Skillet Cabbage with Bacon

- 6 slices hickory-smoked bacon, cut crosswise into strips ½ inch wide
- One small cabbage (2 to 2¼ pounds), quartered, cored, and each quarter sliced 1 inch thick
- 1/3 cup chicken broth or water
- 1 teaspoon salt, or to taste
- ¼ teaspoon black pepper, or to taste
Instructions:
This quick and easy recipe proves that cabbage can be delicious.
- Fry the bacon in a large, heavy skillet over moderate heat for 10 to 12 minutes or until the drippings cook out and only crisp brown bits remain. Scoop the bacon onto paper toweling and reserve.

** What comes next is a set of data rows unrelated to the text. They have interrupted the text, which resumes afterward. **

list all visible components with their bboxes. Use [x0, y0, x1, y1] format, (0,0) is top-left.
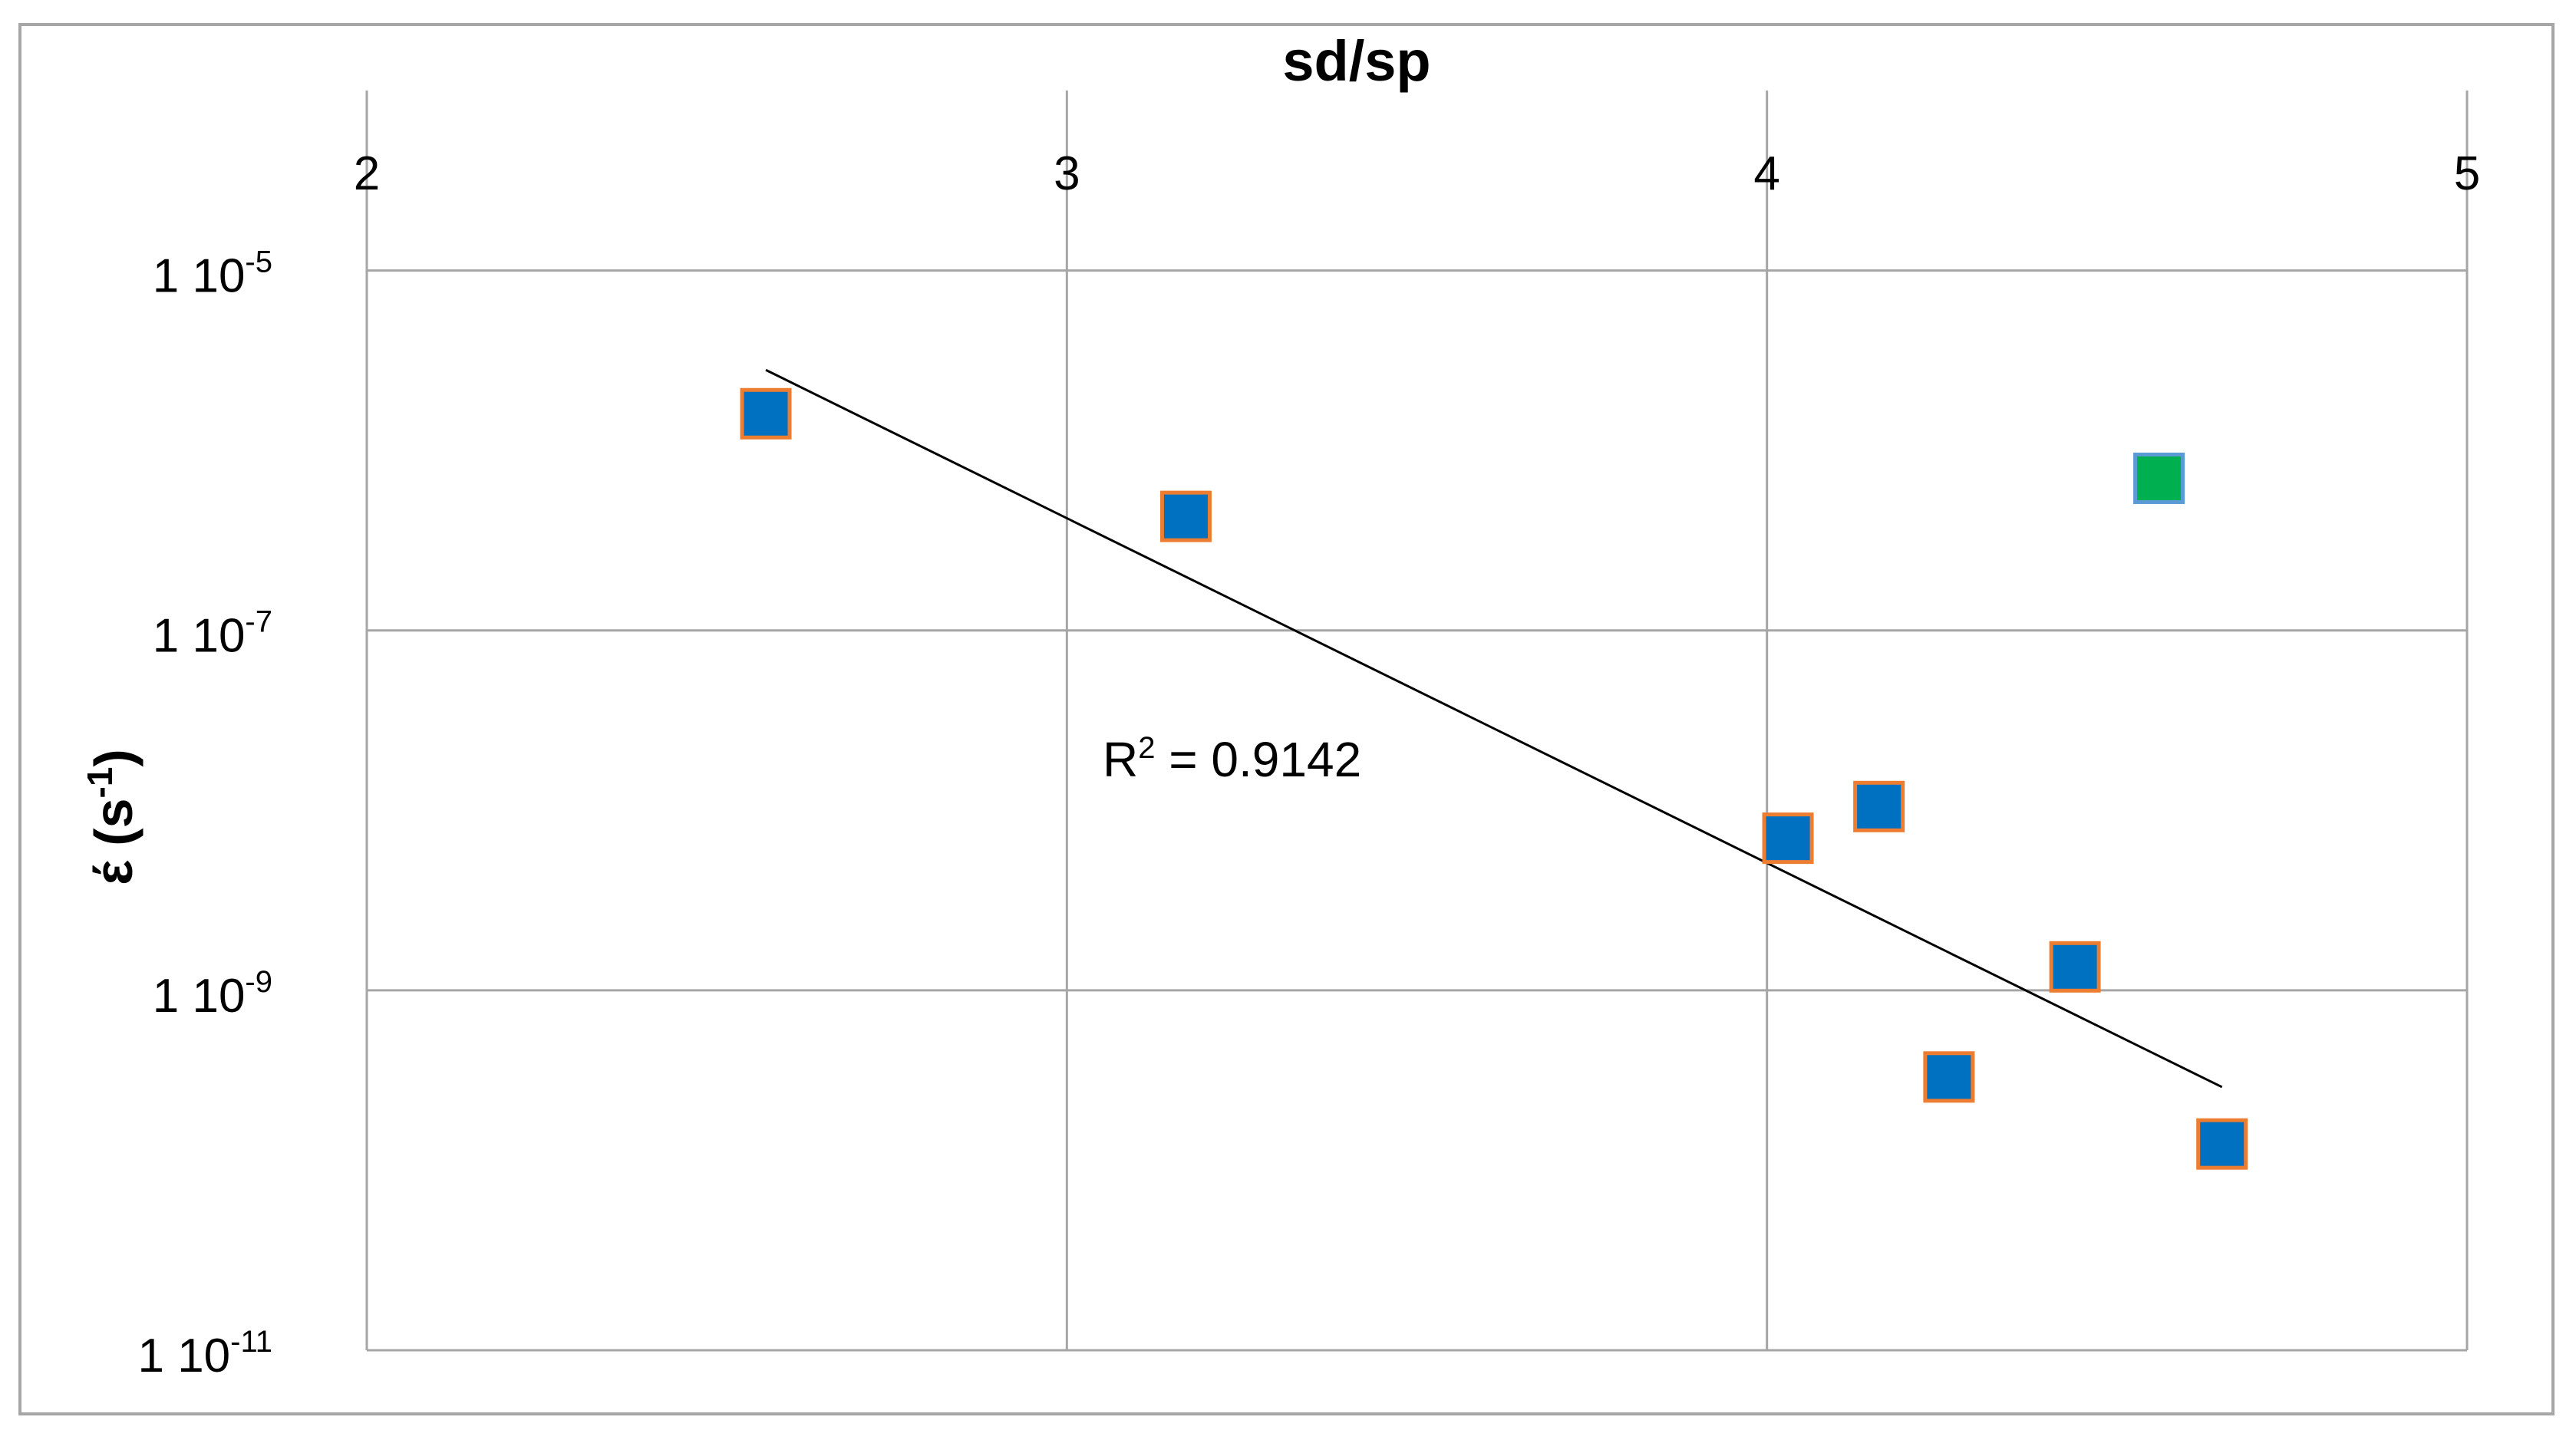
- r-squared-annotation: R2 = 0.9142: [1103, 731, 1361, 787]
- gridlines: [365, 91, 2469, 1352]
- data-point-6: [2049, 941, 2101, 993]
- trendline-group: [765, 368, 2223, 1089]
- trendline: [765, 368, 2223, 1089]
- x-tick-label: 5: [2454, 147, 2480, 200]
- y-tick-labels: 1 10-5 1 10-7 1 10-9 1 10-11: [137, 245, 272, 1382]
- x-tick-label: 3: [1054, 147, 1080, 200]
- y-tick-label: 1 10-9: [153, 965, 272, 1023]
- y-axis-label: έ (s-1): [80, 749, 143, 885]
- x-tick-labels: 2 3 4 5: [354, 147, 2480, 200]
- data-point-3: [1762, 812, 1814, 865]
- data-point-5: [1923, 1051, 1975, 1103]
- y-tick-label: 1 10-11: [137, 1325, 272, 1382]
- y-tick-label: 1 10-7: [153, 605, 272, 663]
- data-point-4: [1853, 780, 1905, 832]
- y-tick-label: 1 10-5: [153, 245, 272, 303]
- data-point-8: [2196, 1118, 2248, 1170]
- x-tick-label: 2: [354, 147, 380, 200]
- data-point-7: [2133, 452, 2185, 504]
- data-points: [740, 387, 2248, 1170]
- data-point-1: [740, 387, 792, 440]
- chart-title: sd/sp: [1282, 29, 1430, 93]
- data-point-2: [1159, 490, 1212, 542]
- x-tick-label: 4: [1753, 147, 1779, 200]
- chart-frame: [18, 23, 2555, 1415]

Pour off the drippings, then return 2 tablespoons of them to the skillet.
- Add the cabbage, turn in the drippings for 2 to 3 minutes until nicely glazed, then add the broth, salt, and pepper. Cover and cook over moderate heat, stirring occasionally and separating the pieces of cabbage, for 10 to 12 minutes or until crisp-tender.
- Return the reserved bacon to the skillet, toss the cabbage well, then taste for salt and pepper and adjust as needed.
- Serve hot with baked ham, ham loaf, or roast pork, turkey, or chicken.